House and Hotel Rules


Monopoly is a game that it sometimes seems hardly anyone plays by the official rules, except in tournaments. I remember trying to play it in school and some kids arguing that you had to move all the way around the board before you could buy anything, which I’d never heard of before that, and certainly isn’t in the actual rules. What I find particularly interesting, though, is not that people play with different rules, but how common it is for people to play with, essentially, the same wrong rules. Getting money when you land on Free Parking, for instance.

Everyone seems to know about it, but nobody knows how it got started or how it spread. We played it that way in my family, even though I had read the rules and knew it wasn’t official. The way this works does vary a bit. The way we did it, all the money paid by players for cards and bail, but not for buying properties, went into the middle of the board; and the person who landed on Free Parking took all of it. I’ve read that other people just give anyone who lands there a set amount of money, or sometimes both that AND the collected fines. And while we never played this way, it’s apparently common for a player to get $400 instead of $200 if they land on Go, or for them to be able to move to any space on the board.

It seems like people have a real issue with spaces where you don’t actually do anything. When you think about it, why would you get money from a square called Free Parking? It’s not We Pay You to Park, after all. Not that there isn’t already a lot in the game that doesn’t make sense. Why should you have to pay rent on a place just because you stop there? Why is rolling doubles three times in a row against the law? Why demolish the houses you just had built so you can put up a hotel? Shouldn’t you have to give back the money that you received through a bank error in your favor? And who won FIRST prize in that beauty contest?
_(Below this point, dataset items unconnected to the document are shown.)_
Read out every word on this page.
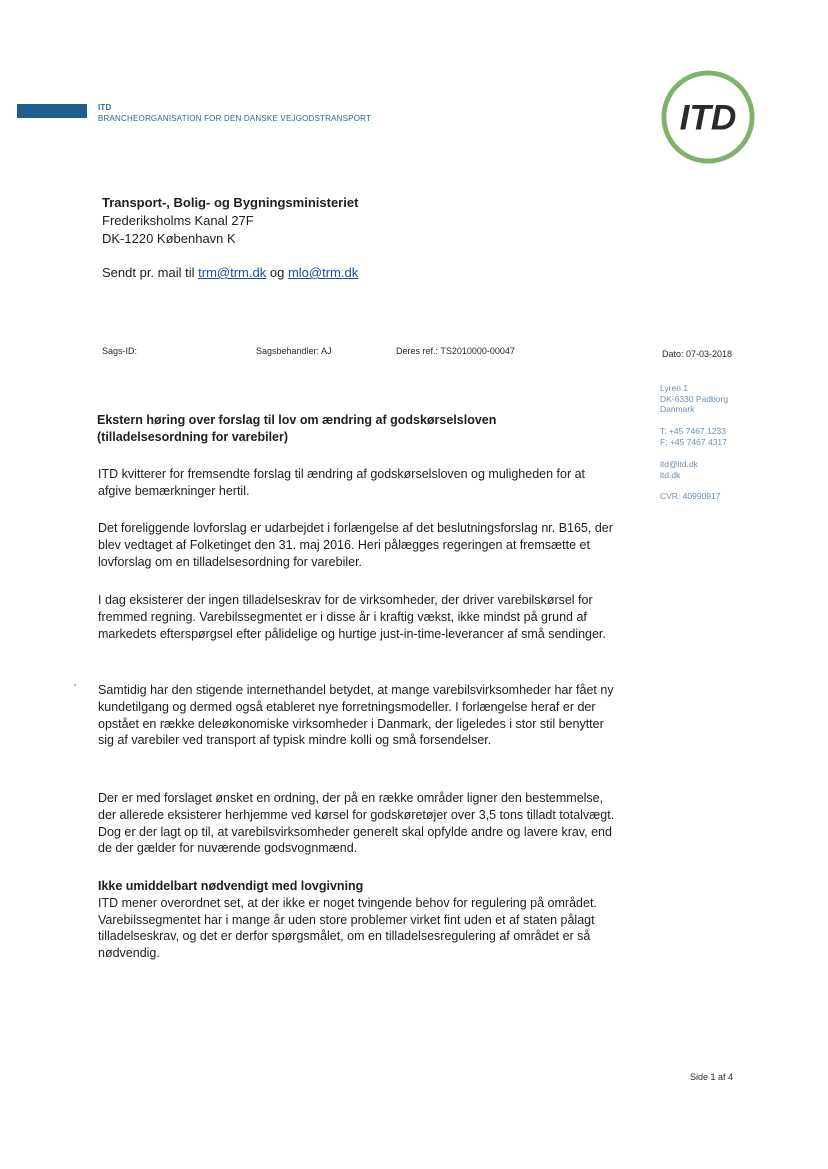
ITD
BRANCHEORGANISATION FOR DEN DANSKE VEJGODSTRANSPORT	ITD
Transport-, Bolig- og Bygningsministeriet
Frederiksholms Kanal 27F
DK-1220 København K
Sendt pr. mail til trm@trm.dk og mlo@trm.dk
Sags-ID:	Sagsbehandler: AJ	Deres ref.: TS2010000-00047	Dato: 07-03-2018
Lyren 1
DK-6330 Padborg
Danmark
T: +45 7467 1233
F: +45 7467 4317
itd@itd.dk
itd.dk
CVR: 40990917
Ekstern høring over forslag til lov om ændring af godskørselsloven
(tilladelsesordning for varebiler)

ITD kvitterer for fremsendte forslag til ændring af godskørselsloven og muligheden for at afgive bemærkninger hertil.

Det foreliggende lovforslag er udarbejdet i forlængelse af det beslutningsforslag nr. B165, der blev vedtaget af Folketinget den 31. maj 2016. Heri pålægges regeringen at fremsætte et lovforslag om en tilladelsesordning for varebiler.

I dag eksisterer der ingen tilladelseskrav for de virksomheder, der driver varebilskørsel for fremmed regning. Varebilssegmentet er i disse år i kraftig vækst, ikke mindst på grund af markedets efterspørgsel efter pålidelige og hurtige just-in-time-leverancer af små sendinger.

Samtidig har den stigende internethandel betydet, at mange varebilsvirksomheder har fået ny kundetilgang og dermed også etableret nye forretningsmodeller. I forlængelse heraf er der opstået en række deleøkonomiske virksomheder i Danmark, der ligeledes i stor stil benytter sig af varebiler ved transport af typisk mindre kolli og små forsendelser.

Der er med forslaget ønsket en ordning, der på en række områder ligner den bestemmelse, der allerede eksisterer herhjemme ved kørsel for godskøretøjer over 3,5 tons tilladt totalvægt. Dog er der lagt op til, at varebilsvirksomheder generelt skal opfylde andre og lavere krav, end de der gælder for nuværende godsvognmænd.

Ikke umiddelbart nødvendigt med lovgivning

ITD mener overordnet set, at der ikke er noget tvingende behov for regulering på området. Varebilssegmentet har i mange år uden store problemer virket fint uden et af staten pålagt tilladelseskrav, og det er derfor spørgsmålet, om en tilladelsesregulering af området er så nødvendig.

Side 1 af 4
But the thing about the Free Parking or extra money on Go rules is that, at least according to what I’ve seen, they tend to slow down the game. If you win the jackpot, that’s generally enough to keep you going for a little while, but not enough to really build yourself up if you’re behind. Basically, you’re prolonging the inevitable.

Also, houses and hotels are supposed to be in limited supply. What I never understood was why, if you could build up to four houses on a property, the spaces were only wide enough for three. At least that’s how it was with our set. Hotels basically meant other players were doomed, but they were a relief in terms of making the board less cluttered.

It’s interesting that some house rules tend to make things easier for players (the Free Parking pot, allowing uneven building, letting people declare bankruptcy), while others make them harder (making you sell back properties instead of mortgaging them, not allowing someone in jail to collect rents, the thing about having to go around the board before buying anything). Of course, one player’s disadvantage is often another’s advantage, and I couldn’t really say which of these rules speed things up and which ones slow them down. When I was a kid, we had a book called Beyond Boardwalk and Park Place that suggested rules of both sorts, as well as some oddities I can’t recall coming across otherwise, like doubling the list price of properties, turning the utilities into additional railroads, and removing one-dollar bills from play. That latter one is probably actually a good idea, as all those singles get complicated. There were also Go cards that you could cut out and mount on cardboard, which provided another way to make landing on Go less of a bore (although getting $200 without having to spend it for a while can’t really be THAT boring).

I would occasionally try to invent my own rules, like letting a player buy the jail and collect bail money from other players. And I didn’t even know private prisons were an actual thing at that point!